私の知る限りでは9mmと対バンしていた記憶は無いし、仲が良いバンドという訳でも無さそうで何故9mmがバインを呼んだのか不思議に思っていました。その辺の話はきっとまた卓郎さんが前説で話してくれるだろうと期待をしながら当日を迎える。

強いて言うならボーカルの髪型が似てる対バンかなと割と本気で思っていた…

 

 

 

定刻になると客電を落とさずステージの照明が点く。出てきたのは卓郎さん。

 

追加公演で初めて観る人達のために、滝さんが6月ぐらいから腕の不調があり、9mmとしてライブができるMAXの時間が限られているけど、これまでの会場でも全力でやってきたのだということを改めて説明。

 

GRAPEVINEについて、対バンは今回が初めてなのだそうです。

卓郎さんがバインに出会ったのは中学生の頃、ミュージックスクエア(ラジオ番組)でよく流れていたからだと。

「大学に入ったら、滝も好きで、滝がスロウが好きなんだ!って言ってCDを見せられて、滝すぐ耳コピできるからスロウを弾いたり」

そして恐らく9mmと曲調が違うからか?卓郎さんが

「9mmのファンはどんな音楽でも受け入れてくれるって確信してるから」とフロアに話しかける。

更に話を続けようとするが上手くまとまらないようで

「最後だから今日はうまくいかないや。笑 でも先輩を待たせる訳にいかないからね」と言って前説を終わらせる。

 

 

 

 

GRAPEVINE

 

SEも無くメンバーが登場。


田中さん、出てくるなりフロアを見渡してひと言

「これが9mmのお客さんかー」

 


自分たちのことを「1970年代から活動してるんです」

とさらっと言ってみたり

「金戸さんは柿(柄)のシャツ着て…」

とメンバーの着ているシャツの柄をいじったり、意外とMCでふざける人達だったのか…

 

 

バインは1曲も知らない状態でこの日初めて観たのですが、確かに9mmとライブの空気は違えど、心地の良いノリで聴ける曲、といった印象でゆったりとした気持ちで聴いていたらあっという間に終わってしまいました。

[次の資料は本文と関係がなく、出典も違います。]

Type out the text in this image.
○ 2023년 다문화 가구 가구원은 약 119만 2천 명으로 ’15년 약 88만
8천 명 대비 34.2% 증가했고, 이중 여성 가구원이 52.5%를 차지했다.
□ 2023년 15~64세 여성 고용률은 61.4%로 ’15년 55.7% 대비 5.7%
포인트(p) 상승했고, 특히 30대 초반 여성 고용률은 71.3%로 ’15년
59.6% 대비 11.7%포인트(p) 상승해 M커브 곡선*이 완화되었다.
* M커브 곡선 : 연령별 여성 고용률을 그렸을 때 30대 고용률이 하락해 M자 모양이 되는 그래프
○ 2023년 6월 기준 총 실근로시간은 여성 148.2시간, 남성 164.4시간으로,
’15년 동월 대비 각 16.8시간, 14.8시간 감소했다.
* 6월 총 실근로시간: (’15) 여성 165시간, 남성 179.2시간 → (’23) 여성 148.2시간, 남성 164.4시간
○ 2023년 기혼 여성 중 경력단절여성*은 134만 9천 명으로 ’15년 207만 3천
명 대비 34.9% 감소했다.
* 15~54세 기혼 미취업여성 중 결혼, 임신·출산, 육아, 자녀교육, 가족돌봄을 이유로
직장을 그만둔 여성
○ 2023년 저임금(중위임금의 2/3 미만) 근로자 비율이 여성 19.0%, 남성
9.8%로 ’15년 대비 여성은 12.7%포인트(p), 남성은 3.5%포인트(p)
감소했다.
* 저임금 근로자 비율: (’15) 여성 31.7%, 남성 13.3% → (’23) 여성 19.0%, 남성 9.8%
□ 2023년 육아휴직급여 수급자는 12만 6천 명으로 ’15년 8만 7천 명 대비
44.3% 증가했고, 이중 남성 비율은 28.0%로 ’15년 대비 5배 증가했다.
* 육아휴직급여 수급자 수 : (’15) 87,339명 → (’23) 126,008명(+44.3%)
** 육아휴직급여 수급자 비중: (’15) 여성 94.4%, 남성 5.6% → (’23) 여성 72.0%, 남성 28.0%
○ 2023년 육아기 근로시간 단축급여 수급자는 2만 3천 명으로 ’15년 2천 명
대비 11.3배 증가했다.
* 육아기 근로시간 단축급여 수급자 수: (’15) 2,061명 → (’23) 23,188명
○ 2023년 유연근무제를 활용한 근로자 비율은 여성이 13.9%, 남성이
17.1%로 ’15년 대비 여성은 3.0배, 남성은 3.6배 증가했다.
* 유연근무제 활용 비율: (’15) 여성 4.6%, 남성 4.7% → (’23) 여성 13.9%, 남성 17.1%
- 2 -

周りの9mmファンの人たちものんびりと体を揺らしながら聴いていたり、時には聴き入っていたりといった感じで終始良い雰囲気だったと思います。

 


ライブが終わった後にTwitterバインファンの方の感想を読んだのですが、この日のバインはかなり攻めたセトリだったそうです。9mmが対バンにお呼ばれしてWildpitchあたりをやるような感じですかね…?

ゲストで、しかも短い持ち時間だったのにそんな良いセトリでやってくれたバインの皆様、ありがとうございます…!

 

 

 

 

 

9mm Parabellum Bullet

 

太陽が欲しいだけ

Discommunication★

モーニングベル

インフェルノ

ロンリーボーイ

スタンドバイミー★

反逆のマーチ★

Lost!!

The Revolutionary

生命のワルツ★

 

Talking Machine

 

 

★が付いているのは滝さんがシンセを弾いた曲です

 

 

 

 

転換が終わり客電が落ちると後ろから一気に押され、バックドロップがどこから登場したのかを見逃すという失態。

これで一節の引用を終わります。